The "Slowly I turned" routine was apparently performed in two comedy films that were released in 1944: Abbott and Costello's Lost in a Harem and The Three Stooges short Gents Without Cents:
"Slowly I Turned" is the most common name associated with a popular vaudeville sketch that has also been performed in cinema and on television. Comedians Harry Steppe, Joey Faye (1909-1997), and Samuel Goldman each laid claim to this timeless classic of show business, also commonly referred to as, variously, "The Stranger with a Kind Face" (by clowns and clowning aficionados), "Niagara Falls" (by fans of The Three Stooges), "Pokomoko" or "Bagel Street" (by Abbott and Costello lovers), and "Martha" (by fans of I Love Lucy).

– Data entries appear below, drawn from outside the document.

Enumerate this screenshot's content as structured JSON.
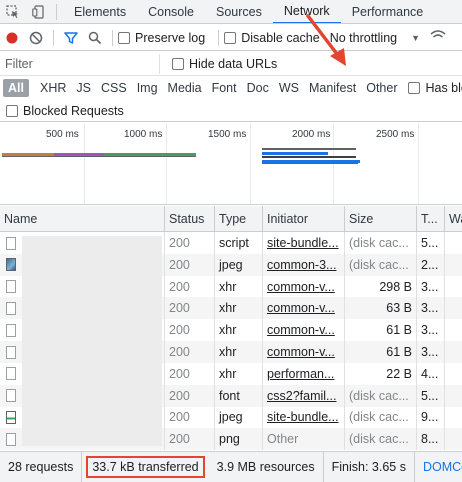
{
  "tabs": {
    "items": [
      "Elements",
      "Console",
      "Sources",
      "Network",
      "Performance"
    ],
    "active_index": 3
  },
  "toolbar": {
    "preserve_log": "Preserve log",
    "disable_cache": "Disable cache",
    "throttling": "No throttling"
  },
  "filter": {
    "placeholder": "Filter",
    "hide_data_urls": "Hide data URLs"
  },
  "types": {
    "items": [
      "All",
      "XHR",
      "JS",
      "CSS",
      "Img",
      "Media",
      "Font",
      "Doc",
      "WS",
      "Manifest",
      "Other"
    ],
    "has_blocked": "Has block"
  },
  "blocked_requests": "Blocked Requests",
  "overview": {
    "ticks": [
      "500 ms",
      "1000 ms",
      "1500 ms",
      "2000 ms",
      "2500 ms"
    ]
  },
  "table": {
    "headers": [
      "Name",
      "Status",
      "Type",
      "Initiator",
      "Size",
      "T...",
      "Wa"
    ],
    "rows": [
      {
        "status": "200",
        "type": "script",
        "initiator": "site-bundle...",
        "size": "(disk cac...",
        "time": "5...",
        "icon": "file"
      },
      {
        "status": "200",
        "type": "jpeg",
        "initiator": "common-3...",
        "size": "(disk cac...",
        "time": "2...",
        "icon": "image"
      },
      {
        "status": "200",
        "type": "xhr",
        "initiator": "common-v...",
        "size": "298 B",
        "time": "3...",
        "icon": "file"
      },
      {
        "status": "200",
        "type": "xhr",
        "initiator": "common-v...",
        "size": "63 B",
        "time": "3...",
        "icon": "file"
      },
      {
        "status": "200",
        "type": "xhr",
        "initiator": "common-v...",
        "size": "61 B",
        "time": "3...",
        "icon": "file"
      },
      {
        "status": "200",
        "type": "xhr",
        "initiator": "common-v...",
        "size": "61 B",
        "time": "3...",
        "icon": "file"
      },
      {
        "status": "200",
        "type": "xhr",
        "initiator": "performan...",
        "size": "22 B",
        "time": "4...",
        "icon": "file"
      },
      {
        "status": "200",
        "type": "font",
        "initiator": "css2?famil...",
        "size": "(disk cac...",
        "time": "5...",
        "icon": "file"
      },
      {
        "status": "200",
        "type": "jpeg",
        "initiator": "site-bundle...",
        "size": "(disk cac...",
        "time": "9...",
        "icon": "image2"
      },
      {
        "status": "200",
        "type": "png",
        "initiator": "Other",
        "size": "(disk cac...",
        "time": "8...",
        "icon": "file"
      }
    ]
  },
  "status": {
    "requests": "28 requests",
    "transferred": "33.7 kB transferred",
    "resources": "3.9 MB resources",
    "finish": "Finish: 3.65 s",
    "domcontent": "DOMCon"
  },
  "colors": {
    "accent": "#1a73e8",
    "highlight": "#e3452f",
    "record": "#d93025"
  }
}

From Wikipedia's Slowly I Turned page:
RoutineThe routine features a man recounting the day he took his revenge on his enemy - and becoming so engrossed in his own tale that he attacks the innocent listener he is speaking to. The attacker comes to his senses, only to go berserk again when the listener says something that triggers the old memory again.
Typically, the routine has two characters meeting for the first time, with one of them becoming highly agitated over the utterance of particular words. Names and cities (such as Niagara Falls) have been used as the trigger, which then sends the unbalanced person into a state of mania; the implication is that the words have an unpleasant association in the character's past. While the other character merely acts bewildered, the crazed character relives the incident, uttering the words, "Slowly I turned...step by step...inch by inch...," as he approaches the stunned onlooker. Reacting as if this stranger is the object of his rage, the angry character begins hitting or strangling him, until the screams of the victim shake him out of his delusion. The character then apologizes, admitting his irrational reaction to the mention of those certain words. This follows with the victim innocently repeating the words, sparking the insane reaction all over again. This pattern is repeated in various forms, sometimes with the entrance of a third actor, uninformed as to the situation. This third person predictably ends up mentioning the words and setting off the manic character, but with the twist that the second character, not this new third person, is still the recipient of the violence. (However, in some variations - as in the Three Stooges short Gents Without Cents - the newcomer may be the attacked party.)
Abbott and Costello did a version for their television show which ended with Costello’s troublesome lawyer entering the scene. Costello asks for the lawyer to take the case of the storytelling stranger, and the lawyer says, "Help him out? I don’t know anything about him! What’s his name? Where is he from?" Costello whispers in the lawyer’s ear, to which the lawyer says aloud, "Niagara Falls?" Then he, of course, is immediately attacked. Steve Martin's character of Rigby Reardon had the similar trigger, "cleaning woman", in his film noir homage Dead Men Don't Wear Plaid.